The vocabulary and shape of Fitzhugh’s work captures a childhood spent under an open sky among the mountains of New England and rock steps climbed on hikes with his parents – steps that fellow hikers would fashion, leaving them for those that followed. ‘I’ve always been interested in the silhouettes of landscapes. As a kid, I’d imagine myself in miniature inside the landscapes I was drawing,’ he says. ‘I think this is why I like to begin by working on a small scale, creating a maquette – and why I encourage folks to climb or crawl through many of my larger works.’
The children work with clay, too, making ‘tiles’ – slices they manipulate that are then glazed and hung on the wall as a record of their handiwork. The couple might meet in the studio if they are discussing an installation of Fitzhugh’s art or planning the fabrication of a sculptural design – a handrail, chimneypiece or light fixture for a project. Often Lyndsay works on the first floor of the house, in a sunlit space with a clear view out to Lucy, anchored in the bay. Responsible for the look and feel of the interiors of The Brooklyn Home Company’s properties, Lyndsay’s love of a calm palette is a hallmark of her work. ‘It’s not that it all has to be white,’ she says. ‘I like pale colours because they let textures show much more clearly and I want the background to be unfussy, so other materials or art can come through. In our house here, Fitzhugh’s work, which is over and near the fireplace, says something very different from the pale floors, walls and upholstery. So does the antique round library table – which also happens to make an excellent roundabout for the kids. I like this interplay.’
Across the lane is Papa Joe, a neighbour with a backhoe digger. In late 2021, space was made using this digger for the carving of 20 enormous tree trunks from a local tree service. They had been felled due to a beetle blight in the bark, but were fine for what Fitzhugh wanted to do, which was to create large-scale totemic carvings. ‘When they were finished, I titled the series Friendship to reflect the friendship with Papa Joe and my kinship with the trees, I suppose.
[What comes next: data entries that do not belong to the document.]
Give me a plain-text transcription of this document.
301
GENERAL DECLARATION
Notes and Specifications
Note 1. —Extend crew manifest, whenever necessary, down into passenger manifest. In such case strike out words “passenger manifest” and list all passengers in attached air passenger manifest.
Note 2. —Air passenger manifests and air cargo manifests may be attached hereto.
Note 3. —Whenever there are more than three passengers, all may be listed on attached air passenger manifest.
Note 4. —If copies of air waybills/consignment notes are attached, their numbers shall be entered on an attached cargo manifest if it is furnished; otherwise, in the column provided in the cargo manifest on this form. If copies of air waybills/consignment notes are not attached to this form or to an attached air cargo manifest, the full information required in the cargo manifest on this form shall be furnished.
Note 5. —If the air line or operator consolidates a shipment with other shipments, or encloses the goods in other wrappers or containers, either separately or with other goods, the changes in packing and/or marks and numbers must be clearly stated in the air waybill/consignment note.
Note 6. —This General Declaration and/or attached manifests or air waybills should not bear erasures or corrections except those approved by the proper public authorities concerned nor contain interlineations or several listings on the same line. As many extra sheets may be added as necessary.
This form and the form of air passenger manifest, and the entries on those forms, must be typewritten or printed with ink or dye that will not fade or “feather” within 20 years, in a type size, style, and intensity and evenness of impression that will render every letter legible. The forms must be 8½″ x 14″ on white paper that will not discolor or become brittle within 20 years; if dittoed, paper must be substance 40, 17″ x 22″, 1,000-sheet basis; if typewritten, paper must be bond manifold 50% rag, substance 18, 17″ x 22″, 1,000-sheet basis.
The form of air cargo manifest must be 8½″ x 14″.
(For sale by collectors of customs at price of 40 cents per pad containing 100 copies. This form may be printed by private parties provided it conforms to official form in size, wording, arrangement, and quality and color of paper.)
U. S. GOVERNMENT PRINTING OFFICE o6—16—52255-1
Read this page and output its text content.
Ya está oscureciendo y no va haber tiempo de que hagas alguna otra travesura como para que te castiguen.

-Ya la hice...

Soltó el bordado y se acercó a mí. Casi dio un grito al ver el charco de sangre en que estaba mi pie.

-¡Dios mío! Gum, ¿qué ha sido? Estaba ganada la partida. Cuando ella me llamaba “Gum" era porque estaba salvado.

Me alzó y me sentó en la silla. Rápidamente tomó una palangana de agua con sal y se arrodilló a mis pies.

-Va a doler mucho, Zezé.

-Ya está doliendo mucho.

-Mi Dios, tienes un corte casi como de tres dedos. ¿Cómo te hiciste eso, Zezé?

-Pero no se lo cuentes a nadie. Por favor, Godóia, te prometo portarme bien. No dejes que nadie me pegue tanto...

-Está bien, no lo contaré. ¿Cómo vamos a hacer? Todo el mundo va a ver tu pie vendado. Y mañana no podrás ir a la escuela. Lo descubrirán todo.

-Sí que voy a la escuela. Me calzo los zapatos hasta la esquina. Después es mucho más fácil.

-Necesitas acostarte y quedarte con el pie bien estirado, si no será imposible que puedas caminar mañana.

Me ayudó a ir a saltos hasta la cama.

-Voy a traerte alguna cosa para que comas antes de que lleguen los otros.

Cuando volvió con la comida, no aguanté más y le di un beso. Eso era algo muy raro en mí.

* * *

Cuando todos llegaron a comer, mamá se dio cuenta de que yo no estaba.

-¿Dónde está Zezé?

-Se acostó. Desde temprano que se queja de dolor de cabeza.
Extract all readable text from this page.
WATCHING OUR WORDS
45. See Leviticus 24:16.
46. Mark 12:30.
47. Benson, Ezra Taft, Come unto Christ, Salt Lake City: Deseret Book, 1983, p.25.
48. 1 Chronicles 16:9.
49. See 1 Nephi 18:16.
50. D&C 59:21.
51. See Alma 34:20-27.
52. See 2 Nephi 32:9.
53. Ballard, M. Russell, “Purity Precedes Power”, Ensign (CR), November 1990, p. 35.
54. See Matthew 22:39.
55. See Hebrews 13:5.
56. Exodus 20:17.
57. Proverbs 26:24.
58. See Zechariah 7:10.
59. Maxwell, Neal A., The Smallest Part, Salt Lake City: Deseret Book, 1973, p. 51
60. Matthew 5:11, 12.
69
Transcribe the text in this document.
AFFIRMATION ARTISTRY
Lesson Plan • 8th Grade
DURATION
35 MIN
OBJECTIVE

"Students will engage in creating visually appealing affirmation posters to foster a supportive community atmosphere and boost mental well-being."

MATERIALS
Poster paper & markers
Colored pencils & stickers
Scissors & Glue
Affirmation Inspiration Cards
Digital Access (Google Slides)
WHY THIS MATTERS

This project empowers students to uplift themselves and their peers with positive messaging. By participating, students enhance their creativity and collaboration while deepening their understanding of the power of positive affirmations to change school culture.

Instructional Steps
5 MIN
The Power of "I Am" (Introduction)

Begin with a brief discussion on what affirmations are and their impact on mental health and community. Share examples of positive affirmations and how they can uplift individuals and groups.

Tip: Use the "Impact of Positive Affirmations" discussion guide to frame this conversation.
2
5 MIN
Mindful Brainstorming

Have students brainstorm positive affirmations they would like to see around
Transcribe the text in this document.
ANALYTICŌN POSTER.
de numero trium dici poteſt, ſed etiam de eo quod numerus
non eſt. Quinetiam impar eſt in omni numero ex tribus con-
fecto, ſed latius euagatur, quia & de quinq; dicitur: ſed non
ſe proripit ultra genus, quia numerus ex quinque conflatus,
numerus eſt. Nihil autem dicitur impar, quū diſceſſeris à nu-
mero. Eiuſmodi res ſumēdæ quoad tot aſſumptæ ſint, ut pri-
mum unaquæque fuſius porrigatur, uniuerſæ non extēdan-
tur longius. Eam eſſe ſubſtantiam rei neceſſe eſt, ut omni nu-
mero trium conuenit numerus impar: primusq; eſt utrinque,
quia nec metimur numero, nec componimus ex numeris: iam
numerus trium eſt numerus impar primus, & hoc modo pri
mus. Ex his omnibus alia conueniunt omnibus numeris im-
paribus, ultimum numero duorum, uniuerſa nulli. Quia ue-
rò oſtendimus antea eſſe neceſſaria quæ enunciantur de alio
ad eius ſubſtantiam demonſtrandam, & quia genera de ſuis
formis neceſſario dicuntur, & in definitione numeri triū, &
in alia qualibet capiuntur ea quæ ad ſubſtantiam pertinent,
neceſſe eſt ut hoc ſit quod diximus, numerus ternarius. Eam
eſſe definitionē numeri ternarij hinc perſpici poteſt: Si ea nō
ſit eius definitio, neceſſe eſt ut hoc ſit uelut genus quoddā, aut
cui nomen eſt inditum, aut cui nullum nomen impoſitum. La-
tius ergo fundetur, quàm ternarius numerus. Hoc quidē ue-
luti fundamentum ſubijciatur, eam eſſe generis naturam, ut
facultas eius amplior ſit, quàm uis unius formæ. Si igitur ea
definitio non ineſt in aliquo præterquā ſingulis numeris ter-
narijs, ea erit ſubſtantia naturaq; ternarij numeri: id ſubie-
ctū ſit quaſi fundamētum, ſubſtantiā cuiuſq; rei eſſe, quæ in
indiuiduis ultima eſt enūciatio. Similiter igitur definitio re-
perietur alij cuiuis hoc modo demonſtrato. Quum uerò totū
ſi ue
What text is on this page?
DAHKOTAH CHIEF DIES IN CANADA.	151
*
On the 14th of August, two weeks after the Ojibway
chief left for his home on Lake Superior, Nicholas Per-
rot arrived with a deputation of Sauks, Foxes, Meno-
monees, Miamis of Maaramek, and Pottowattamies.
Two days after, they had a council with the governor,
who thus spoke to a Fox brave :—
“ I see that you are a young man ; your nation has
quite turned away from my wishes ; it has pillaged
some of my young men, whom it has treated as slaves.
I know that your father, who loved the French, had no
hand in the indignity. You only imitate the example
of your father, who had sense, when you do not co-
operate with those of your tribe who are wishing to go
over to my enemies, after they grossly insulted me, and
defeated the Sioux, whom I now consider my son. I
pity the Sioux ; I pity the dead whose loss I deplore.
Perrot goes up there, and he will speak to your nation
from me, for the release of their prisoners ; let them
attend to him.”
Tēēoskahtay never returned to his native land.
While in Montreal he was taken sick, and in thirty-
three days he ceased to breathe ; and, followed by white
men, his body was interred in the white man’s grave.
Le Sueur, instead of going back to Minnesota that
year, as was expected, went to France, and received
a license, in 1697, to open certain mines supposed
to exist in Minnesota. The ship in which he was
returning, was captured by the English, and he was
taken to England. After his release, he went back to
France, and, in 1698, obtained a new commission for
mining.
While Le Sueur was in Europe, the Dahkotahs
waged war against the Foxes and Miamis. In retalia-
It just felt natural,’ Fitzhugh explains.
Friendship spent last summer at LongHouse Reserve, a 16-acre estate and sculpture garden in East Hampton, New York, as part of its Art in the Gardens programme. ‘Instead of being sent to the chipper, they were returned to a place less than a mile from where the trees spent many decades growing,’ he says with satisfaction.
A day at the house in Springs might end with supper on board Lucy with friends, and a jump off the bow to swim. ‘She isn’t a fast boat,’ says Fitzhugh. ‘But when we are out on her going for a little jaunt round Gardiners Bay, we look back at the house as the light is fading. We can see our triangle and we can feel the rhythm of our family pursuits and what we are, each day, hoping to create.’